Electromovilidad en Chile avanza, pero enfrenta desafíos estratégicos
enero 3, 2026
Escrito por: Admin L360
Chile lidera en electromovilidad, aunque infraestructura y políticas públicas condicionan su adopción, señala BYD.

Tamara Berríos, Country Manager de BYD Chile, afirma que el país se ha consolidado como un caso de estudio global en electromovilidad. Según la ejecutiva, Chile es el segundo a nivel mundial con más buses eléctricos fuera de China. «Si tú tienes que buscar cuál es el cliente más grande de BYD fuera de China, está en Chile», comenta, refiriéndose a los casi mil buses eléctricos que actualmente opera Metbus y al objetivo de cerrar el Gobierno con cerca de 4 mil unidades en Santiago.
La expansión de este transporte público ha modificado la percepción ciudadana sobre la movilidad eléctrica. «Para el chileno, hablar hoy de un vehículo eléctrico ya no es algo fuera de la norma», señala Berríos. Aun así, la penetración de autos eléctricos sigue baja: «China supera el 50% y aquí estamos con suerte llegando al 2%. Espacio hay, y mucho». La ejecutiva describe las curvas de adopción como exponenciales, aunque aclara que la masificación todavía es limitada.
Desafíos en política pública y red de carga
Para Berríos, el obstáculo actual no radica en la oferta ni en el precio, que han descendido notablemente. El problema principal son los incentivos estatales: «No es solo el precio: es la red de carga, los subsidios, los beneficios que el Estado te pueda dar». La insuficiencia de puntos de carga dificulta una adopción masiva, lo que requiere una política pública definida.
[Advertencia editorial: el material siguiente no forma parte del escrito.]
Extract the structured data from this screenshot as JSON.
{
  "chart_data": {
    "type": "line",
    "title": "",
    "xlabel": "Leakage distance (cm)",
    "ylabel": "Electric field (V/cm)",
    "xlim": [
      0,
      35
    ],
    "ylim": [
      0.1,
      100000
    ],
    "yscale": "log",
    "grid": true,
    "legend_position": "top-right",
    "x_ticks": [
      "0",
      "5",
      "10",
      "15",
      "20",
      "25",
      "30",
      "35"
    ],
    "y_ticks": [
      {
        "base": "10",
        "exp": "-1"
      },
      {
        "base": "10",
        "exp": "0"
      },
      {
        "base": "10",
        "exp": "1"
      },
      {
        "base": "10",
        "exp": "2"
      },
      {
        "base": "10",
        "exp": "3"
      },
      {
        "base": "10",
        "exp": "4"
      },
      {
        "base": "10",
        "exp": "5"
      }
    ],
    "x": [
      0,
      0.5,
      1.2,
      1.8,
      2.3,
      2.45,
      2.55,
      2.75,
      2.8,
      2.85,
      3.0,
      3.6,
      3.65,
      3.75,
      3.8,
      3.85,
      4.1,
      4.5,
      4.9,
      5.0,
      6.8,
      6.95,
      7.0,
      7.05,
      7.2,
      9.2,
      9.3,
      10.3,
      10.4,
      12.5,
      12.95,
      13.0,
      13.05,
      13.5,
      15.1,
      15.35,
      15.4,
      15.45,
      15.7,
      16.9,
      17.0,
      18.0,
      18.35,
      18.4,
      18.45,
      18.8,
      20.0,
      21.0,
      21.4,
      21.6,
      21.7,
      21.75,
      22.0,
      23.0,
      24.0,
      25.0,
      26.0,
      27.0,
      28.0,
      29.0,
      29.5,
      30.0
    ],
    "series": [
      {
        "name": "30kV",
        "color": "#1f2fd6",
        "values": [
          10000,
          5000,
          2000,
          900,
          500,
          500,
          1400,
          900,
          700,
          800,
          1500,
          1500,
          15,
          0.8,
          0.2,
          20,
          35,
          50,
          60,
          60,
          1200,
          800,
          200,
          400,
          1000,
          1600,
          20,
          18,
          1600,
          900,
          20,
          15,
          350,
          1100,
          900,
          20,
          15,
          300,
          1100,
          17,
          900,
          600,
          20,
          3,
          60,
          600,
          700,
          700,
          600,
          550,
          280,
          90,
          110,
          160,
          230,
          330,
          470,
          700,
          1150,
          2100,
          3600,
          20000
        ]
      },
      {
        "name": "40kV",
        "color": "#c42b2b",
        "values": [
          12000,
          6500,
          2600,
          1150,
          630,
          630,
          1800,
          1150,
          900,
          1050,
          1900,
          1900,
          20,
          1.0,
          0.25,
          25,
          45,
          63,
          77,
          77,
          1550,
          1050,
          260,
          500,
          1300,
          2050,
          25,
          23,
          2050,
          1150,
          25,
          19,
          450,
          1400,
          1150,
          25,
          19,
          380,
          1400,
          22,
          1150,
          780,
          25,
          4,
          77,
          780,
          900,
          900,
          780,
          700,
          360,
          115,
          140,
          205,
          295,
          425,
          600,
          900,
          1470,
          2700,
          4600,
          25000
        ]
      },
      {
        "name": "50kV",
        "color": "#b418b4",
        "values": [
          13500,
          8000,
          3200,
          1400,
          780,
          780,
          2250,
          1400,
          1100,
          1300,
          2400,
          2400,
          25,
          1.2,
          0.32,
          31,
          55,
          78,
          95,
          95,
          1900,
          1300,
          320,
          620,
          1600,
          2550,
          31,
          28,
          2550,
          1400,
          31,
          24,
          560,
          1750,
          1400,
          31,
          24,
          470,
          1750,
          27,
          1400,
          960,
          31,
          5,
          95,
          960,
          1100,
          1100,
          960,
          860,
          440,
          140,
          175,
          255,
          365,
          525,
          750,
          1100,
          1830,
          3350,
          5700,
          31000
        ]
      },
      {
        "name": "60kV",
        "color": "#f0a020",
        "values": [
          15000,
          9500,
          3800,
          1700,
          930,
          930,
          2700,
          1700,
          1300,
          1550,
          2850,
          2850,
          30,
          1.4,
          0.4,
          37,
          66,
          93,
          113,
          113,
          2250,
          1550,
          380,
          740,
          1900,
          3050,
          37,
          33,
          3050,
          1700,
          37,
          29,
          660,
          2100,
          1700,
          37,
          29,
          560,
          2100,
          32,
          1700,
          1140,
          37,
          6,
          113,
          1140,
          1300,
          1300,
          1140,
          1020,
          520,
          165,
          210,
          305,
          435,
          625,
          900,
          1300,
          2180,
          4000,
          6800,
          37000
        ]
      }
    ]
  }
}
La ejecutiva destaca la consistencia de Chile en estándares ambientales, pero señala que los apoyos disponibles son limitados y temporales: «Mientras países de la región y Europa subsidian la transición, en Chile los apoyos son acotados y transitorios. Eso no incentiva». En consecuencia, la transición avanza, pero a un ritmo menor al que podría alcanzar.
El litio y la oportunidad industrial perdida
BYD proyectaba agregar valor local mediante una planta de cátodos, pero el plan quedó detenido. Berríos comenta: «Perdimos la oportunidad», y aclara que no fue un problema de permisos: «No llegamos ni siquiera a pedir permisos. Fue burocracia a la hora de tomar decisiones; nunca se definieron las reglas básicas del negocio».
El contexto económico también influyó. Con la caída del precio del litio desde los máximos de 2022, el incentivo económico desapareció. «Esa posibilidad que teníamos cuando el litio estaba en un peak ya pasó, y no creemos que se repita», lamenta Berríos, enfatizando que Chile dejó pasar la ocasión de generar conocimiento e industria local, más allá de la exportación de insumos.
Continúa la apuesta de BYD en Chile
A pesar de los obstáculos, BYD mantiene su inversión en el país, incluyendo buses, autos, almacenamiento energético y nuevas soluciones tecnológicas. La ejecutiva advierte que sin señales claras del Estado —en infraestructura de carga, subsidios e industrialización—, Chile corre el riesgo de mantenerse siempre un paso detrás de su potencial.
El mensaje es directo para tomadores de decisiones: reforzar políticas públicas y apoyo estatal es clave para consolidar la adopción de electromovilidad y aprovechar el liderazgo chileno en buses eléctricos.